В ту же минуту карлик оказался прямо передо мной. Его губы расплылись в мерзкой ухмылке. Я заметил в его левой руке что-то вроде огромной кувалды, она почему-то блестела, словно её поверхность отполировали и натёрли до блеска. Почему-то меня поразил этот не имеющий большого значения факт. Мерзкий уродец отвёл руку назад, с наслаждением замахиваясь, а я снова не мог пошевелиться, на этот раз отчётливо осознавая происходящее, не смягчённое ни чарами, ни красотой, ни нежностью девичьего голоса.
– Вето! Я налагаю вето, – тишину прервал неожиданно громкий и сильный голос девушки.
В нём больше не было мягкости. Я с трудом оторвал глаза от угрожающей мне кувалды и перевёл на властную красотку. Теперь девушка стояла рядом со мной лицом к своим спутникам, вновь откинув капюшон и простирая к низкорослому Всаднику тонкие, но мускулистые руки. Глаза её сверкали так ярко и яростно, что казалось, сейчас из них начнут бить молнии. Но я откуда-то знал, что её решение скоропалительно и спонтанно, что она сама ему не рада, но взять обратно опрометчивые слова уже не получится.
Карлик разочарованно зарычал, но кувалду опустил.
– Вето? Ты уверена, Великая? – удивлённо, но без злости спросил высокий Всадник, – Ты же помнишь, какую цену тебе придётся заплатить? Право вето не применялось без малого тысячу лет. Тебе стоило просто попросить. Мы же вроде обо всём условились?
Я заметил, что при этих словах Всадника девушка едва уловимо поморщилась. Это длилось всего долю мгновения. Но чувства мои были обострены до предела, ничто не могло укрыться от моего внимания. Мне стало понятно, Великой было важно, чтобы мужчина не разглядел её досады и разочарования.
– Что в нём, – Всадник с неудовольствием покосился на меня, а затем снова поражённо воззрился на свою спутницу, повышая голос, – такого особенного?
– Уверена, Великий! – девушка твёрдо вернула ему взгляд. – Призываю в свидетели Суровое Незыблемое! По праву, данному мне рождением, Трилистником, Сущим Изменением, я налагаю вето на ваше решение относительно Эллари, заступившего нам путь.
– Зачем так официально? – было заметно, как смутился Великий.
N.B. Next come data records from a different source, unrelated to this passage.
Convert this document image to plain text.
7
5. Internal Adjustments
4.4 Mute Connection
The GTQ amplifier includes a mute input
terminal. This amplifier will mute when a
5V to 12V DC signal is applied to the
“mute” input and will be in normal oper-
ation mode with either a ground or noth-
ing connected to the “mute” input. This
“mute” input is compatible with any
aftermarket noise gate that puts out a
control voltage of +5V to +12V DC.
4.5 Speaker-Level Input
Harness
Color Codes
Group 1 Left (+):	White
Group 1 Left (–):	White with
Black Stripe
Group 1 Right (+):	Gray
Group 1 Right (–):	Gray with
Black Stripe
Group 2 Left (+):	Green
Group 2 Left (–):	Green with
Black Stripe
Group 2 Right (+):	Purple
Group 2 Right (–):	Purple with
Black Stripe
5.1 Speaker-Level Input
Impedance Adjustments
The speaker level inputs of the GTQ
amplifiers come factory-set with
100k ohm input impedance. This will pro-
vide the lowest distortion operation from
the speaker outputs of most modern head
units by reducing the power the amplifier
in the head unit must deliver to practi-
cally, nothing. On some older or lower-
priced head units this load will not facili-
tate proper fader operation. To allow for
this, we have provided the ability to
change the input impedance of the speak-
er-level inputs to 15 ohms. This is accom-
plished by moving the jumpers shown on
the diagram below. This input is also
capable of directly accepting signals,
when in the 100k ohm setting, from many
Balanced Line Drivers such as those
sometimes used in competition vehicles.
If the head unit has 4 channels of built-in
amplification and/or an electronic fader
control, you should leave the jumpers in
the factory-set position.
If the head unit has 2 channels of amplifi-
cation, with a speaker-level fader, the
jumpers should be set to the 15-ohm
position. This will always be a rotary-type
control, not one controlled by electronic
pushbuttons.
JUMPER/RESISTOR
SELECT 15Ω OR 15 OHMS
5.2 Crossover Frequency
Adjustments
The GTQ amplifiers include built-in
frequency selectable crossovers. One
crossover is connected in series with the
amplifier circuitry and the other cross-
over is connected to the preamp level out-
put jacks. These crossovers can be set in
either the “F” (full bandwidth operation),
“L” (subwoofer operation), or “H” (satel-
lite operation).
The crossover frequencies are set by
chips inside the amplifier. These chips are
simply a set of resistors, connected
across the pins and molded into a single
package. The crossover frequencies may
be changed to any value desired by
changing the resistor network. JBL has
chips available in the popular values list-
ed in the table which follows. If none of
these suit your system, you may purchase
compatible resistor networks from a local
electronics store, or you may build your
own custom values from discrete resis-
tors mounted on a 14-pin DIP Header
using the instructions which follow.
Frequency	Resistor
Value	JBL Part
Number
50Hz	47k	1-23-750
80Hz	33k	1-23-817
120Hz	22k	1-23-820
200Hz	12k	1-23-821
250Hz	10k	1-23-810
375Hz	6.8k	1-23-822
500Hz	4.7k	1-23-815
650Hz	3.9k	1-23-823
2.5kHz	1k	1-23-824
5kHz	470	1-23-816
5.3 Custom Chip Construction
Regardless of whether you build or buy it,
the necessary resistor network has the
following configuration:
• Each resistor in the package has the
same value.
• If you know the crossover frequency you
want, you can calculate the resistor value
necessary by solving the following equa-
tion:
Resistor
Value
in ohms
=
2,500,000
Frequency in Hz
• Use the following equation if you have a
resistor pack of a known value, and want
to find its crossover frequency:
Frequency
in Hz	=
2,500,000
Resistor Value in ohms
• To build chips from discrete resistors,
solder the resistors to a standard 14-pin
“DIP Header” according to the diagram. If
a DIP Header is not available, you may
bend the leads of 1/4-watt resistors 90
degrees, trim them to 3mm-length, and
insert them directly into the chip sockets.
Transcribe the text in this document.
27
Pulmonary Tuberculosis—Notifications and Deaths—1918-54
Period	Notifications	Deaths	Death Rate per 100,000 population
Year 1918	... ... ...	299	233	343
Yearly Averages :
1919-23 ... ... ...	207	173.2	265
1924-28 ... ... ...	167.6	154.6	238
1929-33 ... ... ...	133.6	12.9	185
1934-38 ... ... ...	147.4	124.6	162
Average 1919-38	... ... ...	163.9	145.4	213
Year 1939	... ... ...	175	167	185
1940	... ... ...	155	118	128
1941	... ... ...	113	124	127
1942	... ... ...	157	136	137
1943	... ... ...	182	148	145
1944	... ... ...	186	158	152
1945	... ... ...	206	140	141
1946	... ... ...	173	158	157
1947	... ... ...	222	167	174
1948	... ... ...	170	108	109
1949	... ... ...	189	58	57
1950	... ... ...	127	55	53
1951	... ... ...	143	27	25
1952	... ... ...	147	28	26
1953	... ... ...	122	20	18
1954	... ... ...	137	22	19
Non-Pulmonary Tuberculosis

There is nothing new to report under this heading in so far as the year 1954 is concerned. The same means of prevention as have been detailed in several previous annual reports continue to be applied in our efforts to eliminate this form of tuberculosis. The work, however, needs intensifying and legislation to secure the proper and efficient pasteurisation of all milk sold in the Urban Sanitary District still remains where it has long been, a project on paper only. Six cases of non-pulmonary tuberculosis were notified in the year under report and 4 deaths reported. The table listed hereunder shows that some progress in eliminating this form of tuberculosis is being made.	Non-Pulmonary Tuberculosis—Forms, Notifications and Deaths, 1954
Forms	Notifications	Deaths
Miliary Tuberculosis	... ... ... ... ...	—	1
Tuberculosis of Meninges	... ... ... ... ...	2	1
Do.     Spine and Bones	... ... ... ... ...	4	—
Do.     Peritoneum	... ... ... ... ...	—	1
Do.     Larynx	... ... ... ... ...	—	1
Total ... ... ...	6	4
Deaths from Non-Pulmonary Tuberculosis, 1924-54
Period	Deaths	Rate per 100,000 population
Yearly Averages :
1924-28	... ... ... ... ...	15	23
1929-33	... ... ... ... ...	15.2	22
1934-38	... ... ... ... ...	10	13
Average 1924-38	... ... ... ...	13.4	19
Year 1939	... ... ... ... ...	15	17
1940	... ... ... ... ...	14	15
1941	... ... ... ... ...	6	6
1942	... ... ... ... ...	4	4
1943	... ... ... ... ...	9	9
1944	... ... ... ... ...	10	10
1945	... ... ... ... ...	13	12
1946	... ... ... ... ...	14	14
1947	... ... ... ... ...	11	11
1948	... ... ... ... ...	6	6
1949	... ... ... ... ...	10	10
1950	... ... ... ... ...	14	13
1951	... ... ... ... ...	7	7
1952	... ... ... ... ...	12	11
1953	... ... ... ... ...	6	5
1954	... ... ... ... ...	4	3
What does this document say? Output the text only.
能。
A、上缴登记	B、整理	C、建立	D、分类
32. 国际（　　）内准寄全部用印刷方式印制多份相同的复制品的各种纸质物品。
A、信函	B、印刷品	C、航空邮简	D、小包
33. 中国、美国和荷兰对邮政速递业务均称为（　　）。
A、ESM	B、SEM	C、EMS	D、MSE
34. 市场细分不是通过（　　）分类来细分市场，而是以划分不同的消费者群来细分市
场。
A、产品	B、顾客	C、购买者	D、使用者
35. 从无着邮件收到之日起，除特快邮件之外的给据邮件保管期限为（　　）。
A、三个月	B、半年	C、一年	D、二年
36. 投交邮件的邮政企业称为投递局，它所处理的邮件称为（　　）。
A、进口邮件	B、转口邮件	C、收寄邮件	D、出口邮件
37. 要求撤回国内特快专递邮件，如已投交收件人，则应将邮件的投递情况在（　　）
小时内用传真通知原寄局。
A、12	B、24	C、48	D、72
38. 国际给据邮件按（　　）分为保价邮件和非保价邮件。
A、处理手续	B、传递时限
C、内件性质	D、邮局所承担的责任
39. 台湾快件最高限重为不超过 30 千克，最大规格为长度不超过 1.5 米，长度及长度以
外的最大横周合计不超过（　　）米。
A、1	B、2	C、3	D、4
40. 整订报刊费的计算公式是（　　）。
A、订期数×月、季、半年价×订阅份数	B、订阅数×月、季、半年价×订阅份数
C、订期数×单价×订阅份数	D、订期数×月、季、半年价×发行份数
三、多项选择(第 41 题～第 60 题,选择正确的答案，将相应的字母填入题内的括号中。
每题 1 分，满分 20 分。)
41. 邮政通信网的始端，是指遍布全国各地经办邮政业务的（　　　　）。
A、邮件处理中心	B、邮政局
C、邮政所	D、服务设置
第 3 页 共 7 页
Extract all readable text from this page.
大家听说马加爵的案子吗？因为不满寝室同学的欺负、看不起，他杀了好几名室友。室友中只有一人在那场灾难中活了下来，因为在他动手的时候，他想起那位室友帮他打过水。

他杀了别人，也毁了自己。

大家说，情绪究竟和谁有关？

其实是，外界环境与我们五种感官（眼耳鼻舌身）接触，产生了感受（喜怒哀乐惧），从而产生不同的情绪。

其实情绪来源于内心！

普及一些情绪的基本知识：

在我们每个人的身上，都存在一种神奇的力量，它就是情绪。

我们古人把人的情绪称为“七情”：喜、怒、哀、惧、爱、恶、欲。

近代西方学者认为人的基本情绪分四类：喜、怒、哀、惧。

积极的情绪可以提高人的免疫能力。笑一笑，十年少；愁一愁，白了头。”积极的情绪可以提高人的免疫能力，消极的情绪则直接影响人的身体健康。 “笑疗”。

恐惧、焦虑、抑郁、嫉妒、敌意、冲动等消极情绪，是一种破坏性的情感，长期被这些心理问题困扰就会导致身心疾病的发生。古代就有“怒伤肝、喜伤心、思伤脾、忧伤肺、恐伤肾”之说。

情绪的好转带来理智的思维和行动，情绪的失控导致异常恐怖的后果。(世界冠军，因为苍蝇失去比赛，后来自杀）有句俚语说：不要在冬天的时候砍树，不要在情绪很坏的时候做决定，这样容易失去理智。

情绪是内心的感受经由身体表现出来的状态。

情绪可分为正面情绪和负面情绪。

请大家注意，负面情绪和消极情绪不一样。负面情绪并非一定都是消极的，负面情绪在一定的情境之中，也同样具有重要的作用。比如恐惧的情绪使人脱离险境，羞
Происходило что-то странное. По сравнению с тем, что я испытал за последние минуты, огромные качели на площади Семи Лучей, на которых можно взмыть вверх едва ли не выше ворот Дворца Возвышающегося, унылы и тоскливы. Кажется, красавица заступилась за меня, и я останусь жив. Но к чему вот эти ненужные расшаркивания? Что особенного в том, что кто-то наложил вето, если имеет право? Ну произнесла Всадница официальные слова, она же не вскрыла вены и не вылила половину своей крови на мостовую в подтверждение. А все знают, что без пролитой крови, хотя бы капли, всё пустое. Маги нас просветили, хотя бы в этом вопросе, и за то им спасибо. Великий говорил о какой-то цене, но разве Всадники не владеют всеми богатствами и силами нашего мира? Что для них ничтожная плата?
– Мы бы и так не стали тебе противоречить, – повторил Всадник, на этот раз отводя глаза.
– Кончено! – торжественно, произнесла моя великолепная спасительница, но я заметил, что слова довались ей тяжело. – Теперь судьбу Эллари решаю я.
Всадники отступили назад, карлик больше не рычал, его физиономия из раздражённой стала растерянной и жалкой. Горбун смотрел себе под ноги, видимо, тоже не понимая решения Великой, но не решаясь комментировать. Лицо же высокого Всадника вновь приняло бесстрастное выражение.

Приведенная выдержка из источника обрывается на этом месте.